Nature and Reactivity of Oxygen and Hydroxide on Metal Surfaces

The catalytic oxidation of hydrocarbons and oxygenates used in the conversion of petroleum and biomass to chemicals and fuels results in formation of surface oxygen intermediates, namely chemisorbed oxygen (O*) and hydroxide (OH*) that can alter the reaction mechanism and control the overall catalytic activity and selectivity. The role of these intermediates and their influence on bond activation depends upon the nature of the metal that is used to carry out catalytic transformations, the specific reaction and the coverage of the adsorbate on the surface. For instance, O* or OH* can act as a Brønsted base reducing the barrier for O-H or C-H activation of alkanes or alcohols through H-abstraction mechanisms. Another example is when a bimetallic alloy is composed of a noble metal and an oxophilic metal, in which OH* bound to the oxophilic metal can act as a Brønsted acid that can catalyze dehydration and hydrogenolysis reactions.

On coinage (group IB) metals, the binding energy of O* or OH* is very weak compared to the binding energy on platinum group metals. Furthermore, the charge on the oxygen atom is more negative when O* or OH* is bound to coinage metals than when it’s bound to platinum group metals as there is significant charge transfer from the filled d-band to the oxygen. The weak binding energy and increased charge on the oxygen enable O* or OH* to act as a Brønsted base under a wide range of conditions, thus allowing for the H-abstraction of mildly acidic O-H bonds in alcohols and even non-acidic C-H bonds, such as those found in alkanes.

On platinum group metals, O* binds too strongly to the metal surface and is not basic enough, even at the bridge site, to help activate the C-H bonds of alkanes or alcohols. At higher coverages, the O* binding energy decreases, which leads to a greater basicity on the O* (reducing the barrier for O*-assisted C-H activation of methane). However, the O*-assisted activation does have a lower barrier for O-H activations, such as the initial activation of alcohols. For OH*-assisted R-H activation, the activation barriers are lower than the O*-assisted barriers for all metals except Cu and Ag.

During alcohol oxidation at high pH, the presence of hydroxide, in solution and adsorbed on the surface, can act as a base to catalyze the initial deprotonation of the alcohol, the hydride elimination of the alkoxide (on the surface) and the nucleophilic addition to the aldehyde, leading to the acid product. As the pH of the system decreases, the rate decreases until a point when a change in the mechanism occurs, in which direct C-H activation of the αC-H bond or O*-assisted O-H activation of the hydroxyl group takes over (depending on the coverage of O*).

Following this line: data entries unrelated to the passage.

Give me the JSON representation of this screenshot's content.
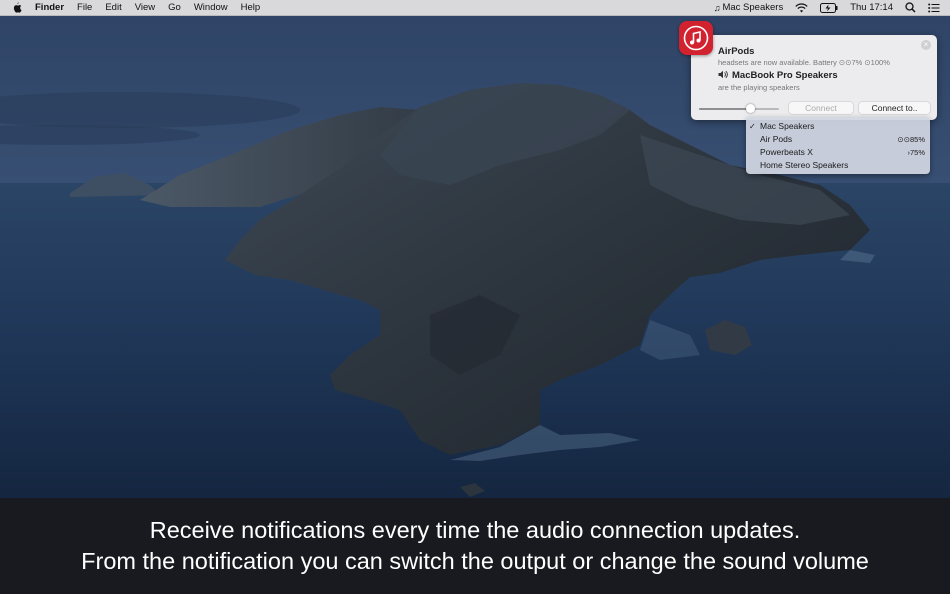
{
  "menubar": {
    "apple_icon": "apple-logo-icon",
    "app_name": "Finder",
    "menus": [
      "File",
      "Edit",
      "View",
      "Go",
      "Window",
      "Help"
    ],
    "status": {
      "audio_output_label": "Mac Speakers",
      "clock": "Thu 17:14"
    }
  },
  "notification": {
    "app_icon": "music-note-icon",
    "title": "AirPods",
    "subtitle": "headsets are now available. Battery ⊙⊙7% ⊙100%",
    "speaker_name": "MacBook Pro Speakers",
    "speaker_subtitle": "are the playing speakers",
    "volume_percent": 64,
    "connect_label": "Connect",
    "connect_to_label": "Connect to.."
  },
  "dropdown": {
    "items": [
      {
        "label": "Mac Speakers",
        "selected": true,
        "right": ""
      },
      {
        "label": "Air Pods",
        "selected": false,
        "right": "⊙⊙85%"
      },
      {
        "label": "Powerbeats X",
        "selected": false,
        "right": "›75%"
      },
      {
        "label": "Home Stereo Speakers",
        "selected": false,
        "right": ""
      }
    ],
    "check_mark": "✓"
  },
  "caption": {
    "line1": "Receive notifications every time the audio connection updates.",
    "line2": "From the notification you can switch the output or change the sound volume"
  },
  "colors": {
    "app_icon_red": "#d3222f",
    "caption_bg": "#181a1f",
    "menubar_bg": "#d9d9dc"
  }
}
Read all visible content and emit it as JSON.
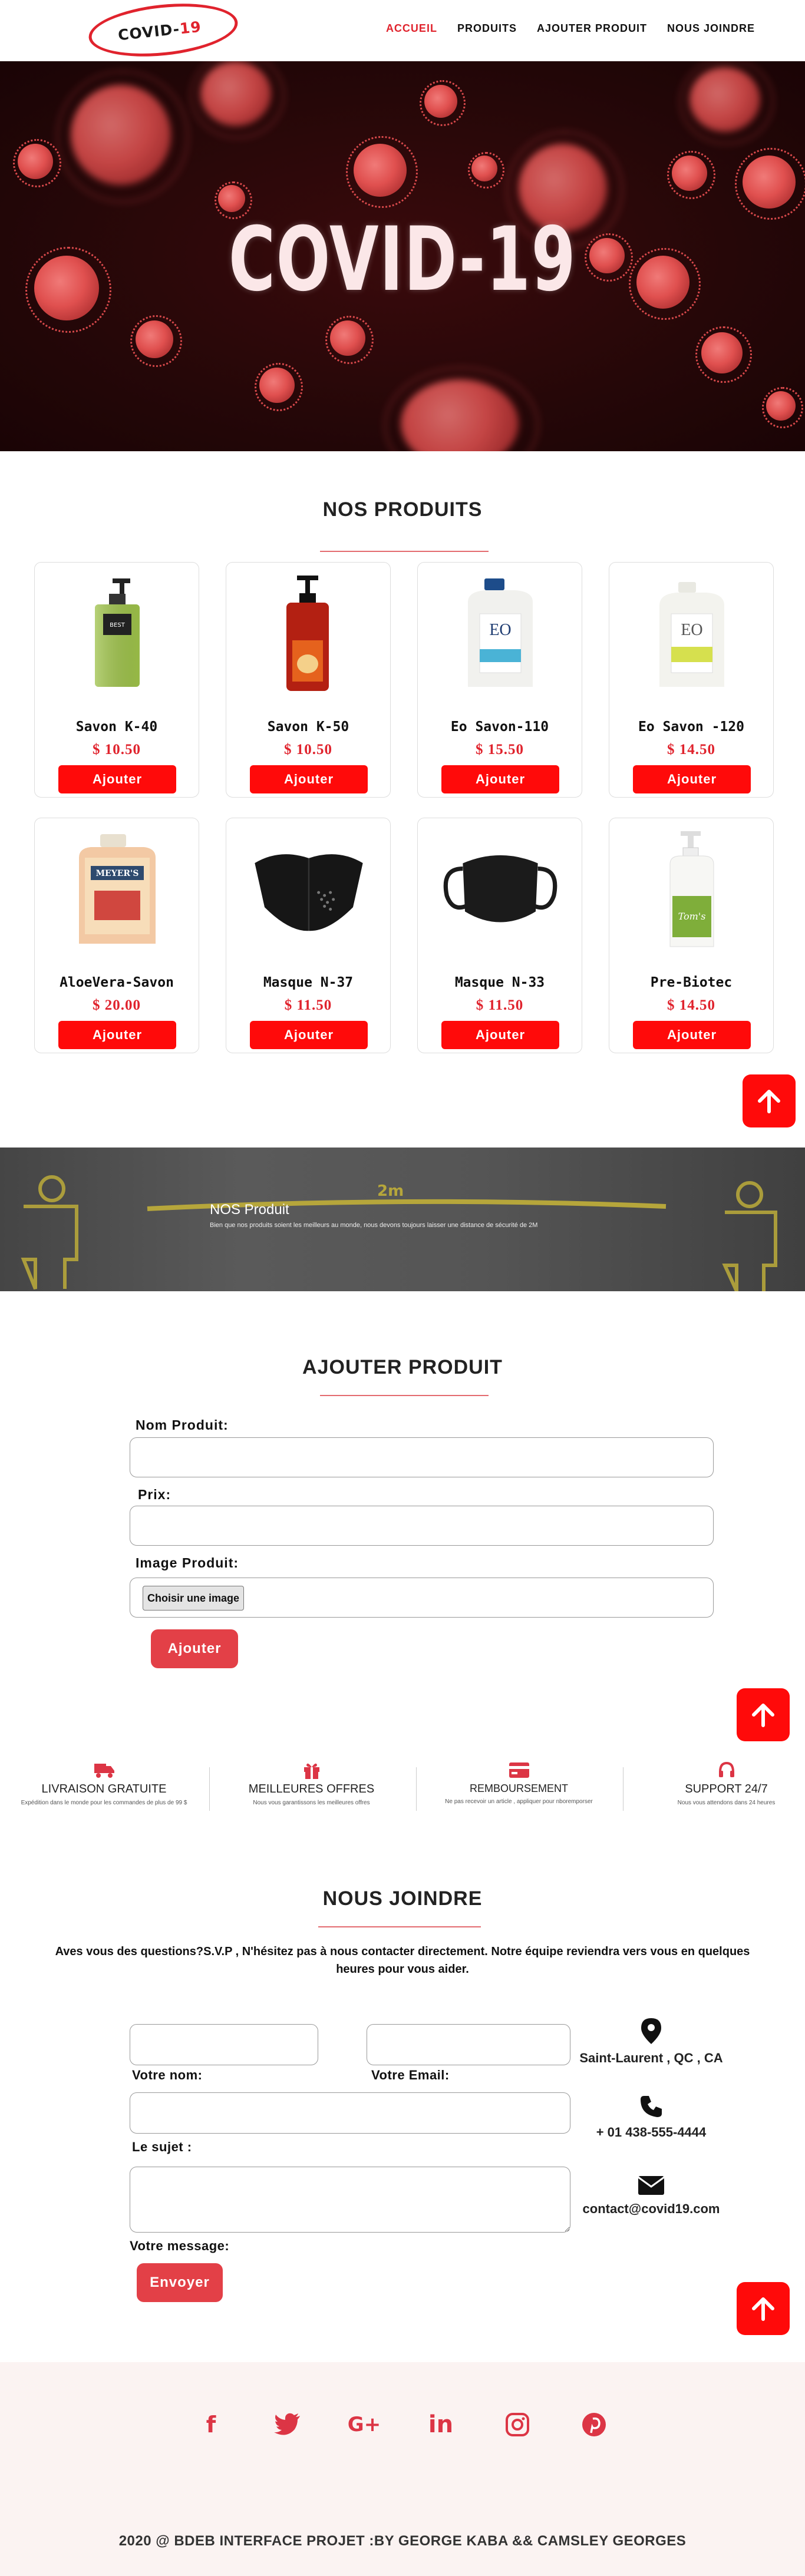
{
  "brand": {
    "logo_text_main": "COVID-",
    "logo_text_accent": "19"
  },
  "nav": {
    "items": [
      {
        "label": "ACCUEIL",
        "active": true
      },
      {
        "label": "PRODUITS",
        "active": false
      },
      {
        "label": "AJOUTER PRODUIT",
        "active": false
      },
      {
        "label": "NOUS JOINDRE",
        "active": false
      }
    ]
  },
  "hero": {
    "title": "COVID-19"
  },
  "products_section": {
    "title": "NOS PRODUITS",
    "add_label": "Ajouter",
    "items": [
      {
        "name": "Savon K-40",
        "price": "$ 10.50",
        "image": "green-soap-pump-bottle"
      },
      {
        "name": "Savon K-50",
        "price": "$ 10.50",
        "image": "red-soap-pump-bottle"
      },
      {
        "name": "Eo Savon-110",
        "price": "$ 15.50",
        "image": "eo-soap-gallon-blue"
      },
      {
        "name": "Eo Savon -120",
        "price": "$ 14.50",
        "image": "eo-soap-gallon-green"
      },
      {
        "name": "AloeVera-Savon",
        "price": "$ 20.00",
        "image": "meyers-soap-jug"
      },
      {
        "name": "Masque N-37",
        "price": "$ 11.50",
        "image": "neoprene-face-mask"
      },
      {
        "name": "Masque N-33",
        "price": "$ 11.50",
        "image": "black-cloth-mask"
      },
      {
        "name": "Pre-Biotec",
        "price": "$ 14.50",
        "image": "toms-soap-pump"
      }
    ]
  },
  "banner": {
    "title": "NOS Produit",
    "subtitle": "Bien que nos produits soient les meilleurs au monde, nous devons toujours laisser une distance de sécurité de 2M",
    "floor_text": "2m"
  },
  "add_product": {
    "title": "AJOUTER PRODUIT",
    "name_label": "Nom Produit:",
    "price_label": "Prix:",
    "image_label": "Image Produit:",
    "file_button": "Choisir une image",
    "submit_label": "Ajouter"
  },
  "features": [
    {
      "icon": "truck-icon",
      "title": "LIVRAISON GRATUITE",
      "desc": "Expédition dans le monde pour les commandes de plus de 99 $"
    },
    {
      "icon": "gift-icon",
      "title": "MEILLEURES OFFRES",
      "desc": "Nous vous garantissons les meilleures offres"
    },
    {
      "icon": "credit-card-icon",
      "title": "REMBOURSEMENT",
      "desc": "Ne pas recevoir un article , appliquer pour nboremporser"
    },
    {
      "icon": "headset-icon",
      "title": "SUPPORT 24/7",
      "desc": "Nous vous attendons dans 24 heures"
    }
  ],
  "contact": {
    "title": "NOUS JOINDRE",
    "intro": "Aves vous des questions?S.V.P , N'hésitez pas à nous contacter directement. Notre équipe reviendra vers vous en quelques heures pour vous aider.",
    "name_label": "Votre nom:",
    "email_label": "Votre Email:",
    "subject_label": "Le sujet :",
    "message_label": "Votre message:",
    "submit_label": "Envoyer",
    "address": "Saint-Laurent , QC , CA",
    "phone": "+ 01 438-555-4444",
    "email": "contact@covid19.com"
  },
  "footer": {
    "socials": [
      "facebook-icon",
      "twitter-icon",
      "google-plus-icon",
      "linkedin-icon",
      "instagram-icon",
      "pinterest-icon"
    ],
    "copyright": "2020 @ BDEB INTERFACE PROJET :BY GEORGE KABA && CAMSLEY GEORGES"
  },
  "colors": {
    "accent": "#e0232d",
    "button_red": "#ff0a0a",
    "soft_red": "#e34047",
    "hero_bg": "#250708"
  }
}
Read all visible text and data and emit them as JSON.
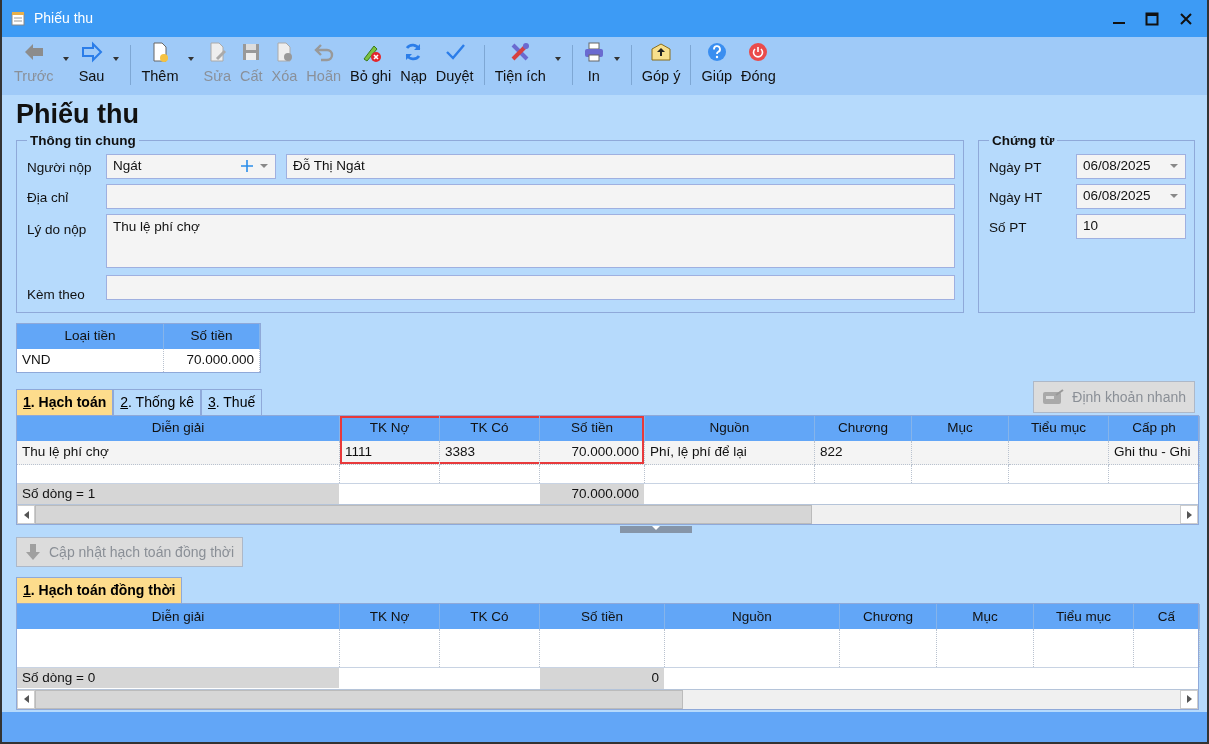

During the hydrogenolysis of alcohols or cyclic ethers, noble metal catalysts (such as Rh or Pt) are promoted with partially reduced oxides of oxophilic metals (such as MoOx or ReO¬x). These partially reduced oxides hydroxylate in the presence of water, generating a OH* intermediate strongly bound to the oxophilic metal center, thus resulting in a Brønsted acid site. The acidity of such sites was studied for a wide range of alloys, to determine which combinations might produce acidic OH*. Further investigations studied the effect of the position and form of the alloy as well as the relationship between the acidity and the binding energy of O*, the covalent strength of the O-H bond and the binding energy of ammonia. The results indicate that as the binding energy of O* becomes stronger the strength of the O-H bond decreases thus increasing the acidity of the OH*. The binding energy of ammonia increases with increasing acidity non-linearly.

Through these studies, a set of rules can be established to determine the conditions for O* or OH* to act as a base or OH* as an acid when adsorbed on a metal surface (or alloy).